Ella nodded in understanding. Whippercreek remained fairly isolated from other areas of Montana, but she remembered encountering the Blackfeet on her family’s journey west. “Mrs. Naomi, I don’t remember your husband. Is he away?”
“Mr. Livingston passed on a few years back, child. Just been me and the livestock since.”
“You chose not to return home?”
“Oh bless you, girl. My childhood was years ago. This is my home now.”
“But to be taken away from your family? And now to have lost your husband? You must wish for some company. Don’t you have regrets?”
“I enjoy the quiet, that is till you come along with your questions.”
Ella attempted to force a smile but grimaced instead. This woman had lost so much. How could she call this place home?
“Now child, you need your rest. We’ll talk more in the morning.”
“It’s evening then?”
“Ah, yes it is, love.” The older woman snatched a lantern off of a nearby table and bent to extinguish the candle inside.
“Of what day?” Ella caused her to pause and glance toward her.
“Goodness knows, I don’t remember the dates anymore. I found you back four days now. Reckon your folks will be wondering, but ain’t no good outside, what with the snow and all. When you’re well, I’ll see to it you get home.”
“Father shall be worried. I’ll face the snow, Mrs. Livingston. If you’ll just help me up.” Ella made an attempt to sit forward in the bed.
“Now that there is foolish talk. You’ve been out with the fever, and you think I’m going to let you walk right out of my cabin…I should think not. Why child, you probably can’t even stand.
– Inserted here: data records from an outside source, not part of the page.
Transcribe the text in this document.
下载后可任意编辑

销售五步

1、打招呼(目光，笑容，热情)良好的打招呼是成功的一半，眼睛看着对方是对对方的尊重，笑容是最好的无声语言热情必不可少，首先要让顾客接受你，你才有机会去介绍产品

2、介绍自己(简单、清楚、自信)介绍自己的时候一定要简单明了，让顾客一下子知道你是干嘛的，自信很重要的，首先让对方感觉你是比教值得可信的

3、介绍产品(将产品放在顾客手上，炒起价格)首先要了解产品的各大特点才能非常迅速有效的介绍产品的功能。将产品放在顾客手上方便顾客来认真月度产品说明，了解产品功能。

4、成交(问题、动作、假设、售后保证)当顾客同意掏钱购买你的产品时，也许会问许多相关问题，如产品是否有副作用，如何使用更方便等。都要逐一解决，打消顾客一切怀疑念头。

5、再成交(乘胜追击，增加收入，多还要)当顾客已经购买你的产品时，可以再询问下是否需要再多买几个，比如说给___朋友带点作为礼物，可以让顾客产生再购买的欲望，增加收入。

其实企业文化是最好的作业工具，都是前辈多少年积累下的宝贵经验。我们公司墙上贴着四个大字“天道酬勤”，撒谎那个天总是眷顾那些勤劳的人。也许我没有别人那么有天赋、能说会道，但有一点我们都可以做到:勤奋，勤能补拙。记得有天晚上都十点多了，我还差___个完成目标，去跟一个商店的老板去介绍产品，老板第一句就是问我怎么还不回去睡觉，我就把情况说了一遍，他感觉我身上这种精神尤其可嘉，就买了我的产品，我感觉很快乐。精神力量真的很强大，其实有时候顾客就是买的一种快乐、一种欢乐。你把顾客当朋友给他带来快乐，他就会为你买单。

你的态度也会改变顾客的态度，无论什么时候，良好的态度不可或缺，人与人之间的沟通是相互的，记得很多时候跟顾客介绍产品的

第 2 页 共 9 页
Give it a few days, and we’ll see you home when the medicines done its good.”
Ella leaned back into the bed and met the old woman’s eyes. “They’ll be worried though.”
The older woman’s eyes sagged with heaviness. “Better for them to worry than for their fears to be true, child.”
“I suppose.” Ella took a reluctant glimpse out the window. Would her father erect a grave marker in her absence? She hoped to return before he endured such sorrow. “Mrs. Livingston, about our earlier discussion, I didn’t mean to pry.”
The woman sighed good-naturedly. “There, there child. I may not have loved Mr. Livingston from the start, but we came to find love in each other.”
“Then, how can you stand to live where he was taken away?”
“Goodness, that’s a burdened question, child. I may walk in the valley of death, but thy rod and staff comfort me…” The old woman’s grey eyes turned their heavy sags upward for just a moment. “He may have died here, but he left me with hope, child. Now, no more idle chatter. Shut your eyes.”
Ella dutifully obeyed, but sleep didn’t come. Her legs felt restless, and her mind wandered to Whippercreek. Were they searching for her in the valley? She prayed for her father’s sake they hadn’t given up hope.